FYI, we haul over a 150,000 miles in any given year and given their druthers the horse's in box stall will almost always face the back of the trailer. Facing forward or on a slant is not what they would choose to do. Slant hauls were designed with people in mind not horse's.
     
    02-20-2009, 02:11 PM
  #6
Green Broke
Quote:
Originally Posted by mls    
How big is your horse? How big is the trailer? A lot of the standard two horse straight loads are narrow, short walled and short in height.

Please know that not every horse responds to 'cookie cutter' training methods. I like to think of horses as intelligent creatures that can have a say in things.
This is very true. If it's a 2 horse straight load and it has a removeable divider, try getting her familiar with the trailer without the divider first. Once she will go in everytime, then try with the divider (be prepared, it may feel like you're starting at square one again). We have very stocky Paint mares and our 2 horse combo/stock trailer doesn't leave them a lot of wiggle room, and it did take patience and practice with the young ones.
     
    02-20-2009, 08:56 PM
  #7
Weanling
Quote:
Originally Posted by mls    

Please know that not every horse responds to 'cookie cutter' training methods. I like to think of horses as intelligent creatures that can have a say in things.
Love that. So true.

We had some horses here awhile back that hated the front load as well. What we did for awhile, was back the trailer up to something, like the side of a barn, a hay stack, anything really. Have the back of the trailer be about 10-12 feet away, and block off one side. So basically you have a little box. Only way out is the way you came in, or into the trailer.

Any time your horse thinks about not being in the trailer, like looking away, backing up, or worse rearing, you have to do something unpleasant enough that the idea of getting into the trailer seems most pleasant. The moment she looks to the trailer, big reward.

Having the trailer backed up against something gives a sense of security and also blocks from going backwards.

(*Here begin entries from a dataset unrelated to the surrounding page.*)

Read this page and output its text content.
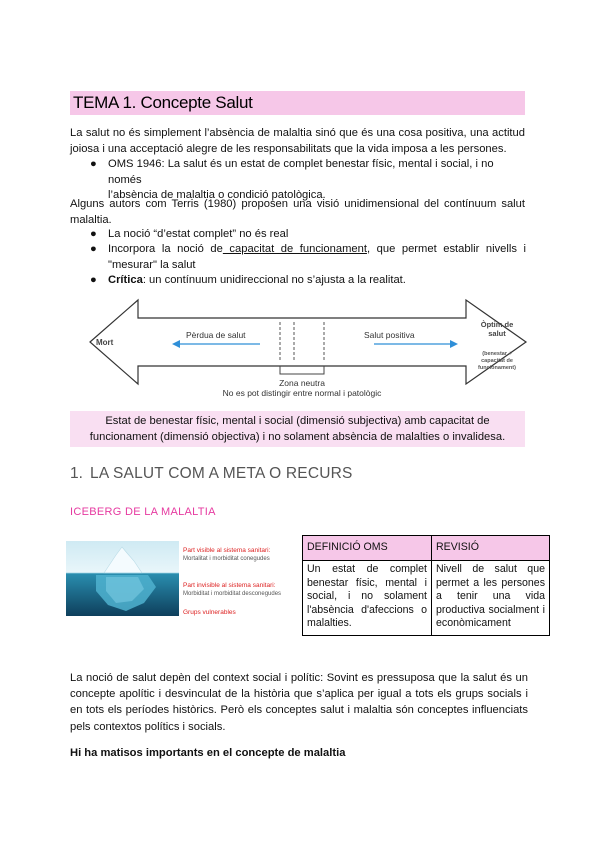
TEMA 1. Concepte Salut
La salut no és simplement l’absència de malaltia sinó que és una cosa positiva, una actitud joiosa i una acceptació alegre de les responsabilitats que la vida imposa a les persones.
● OMS 1946: La salut és un estat de complet benestar físic, mental i social, i no només
l’absència de malaltia o condició patològica.
Alguns autors com Terris (1980) proposen una visió unidimensional del contínuum salut
malaltia.
● La noció “d’estat complet” no és real
● Incorpora la noció de capacitat de funcionament, que permet establir nivells i
"mesurar" la salut
● Crítica: un contínuum unidireccional no s’ajusta a la realitat.
Mort
Pèrdua de salut	Salut positiva
Òptim de
salut
(benestar +
capacitat de
funcionament)
Zona neutra
No es pot distingir entre normal i patològic
Estat de benestar físic, mental i social (dimensió subjectiva) amb capacitat de funcionament (dimensió objectiva) i no solament absència de malalties o invalidesa.
1. LA SALUT COM A META O RECURS
ICEBERG DE LA MALALTIA
Part visible al sistema sanitari:
Mortalitat i morbiditat conegudes
Part invisible al sistema sanitari:
Morbiditat i morbiditat desconegudes
Grups vulnerables
DEFINICIÓ OMS	REVISIÓ
Un estat de complet benestar físic, mental i social, i no solament l'absència d'afeccions o malalties.	Nivell de salut que permet a les persones a tenir una vida productiva socialment i econòmicament
La noció de salut depèn del context social i polític: Sovint es pressuposa que la salut és un concepte apolític i desvinculat de la història que s’aplica per igual a tots els grups socials i en tots els períodes històrics. Però els conceptes salut i malaltia són conceptes influenciats pels contextos polítics i socials.
Hi ha matisos importants en el concepte de malaltia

Little by little you pull the trailer out each time it gets easier, and pretty soon you've weaned her from the barricade. Do not lead her away from the trailer to re-align. She will straighten herself out if she plans on getting in the trailer. If she has no intention, get loud until she searches for the right answer. It's like black and white kind of clear. Trailer=peace, outside of trailer=no peace.
Good luck!!!
     
    02-21-2009, 11:25 AM
  #8
Started
The technique koomy described might work with a horse who is confident and is just not going in the trailer, but with a horse who is truly afraid of the trailer that technique will BLOW THEM UP. Putting pressure on a horse who is afraid is not good to do at all. They will not gain more trust in you.
     
    02-21-2009, 01:11 PM
  #9
Trained
Sometimes a horse needs to get glad in the same pants it got mad in. Not all horses will like the idea of trailering but it's something that is not an option.

Go ahead and blow up...then get your horsey behind on the trailer. Next time... if you blow up...You're still going to have to get your behind on the trailer...Next time...if you blow up...You're still going to have to get your behind on the trailer....eventually....there will be no more blow ups.
     
    02-21-2009, 07:03 PM
  #10
Started
IMO it's better to help the horse gain confidence by approaching and retreating instead of telling him "It's either blow up and go to a horrible state of mind or get in the trailer." To me, that's a form of forcing the horse to do it. The horse can't possibly gain confidence in that kind of situation. Nor can he learn when he is in a fearful state of mind. He can only learn when he is confident.

It's our job to get our horses to like the trailer. They need to have a good feeling about it so that all you have to do is point to the trailer and they hop in. Any horse can learn to like the trailer, we just have to set them up for success.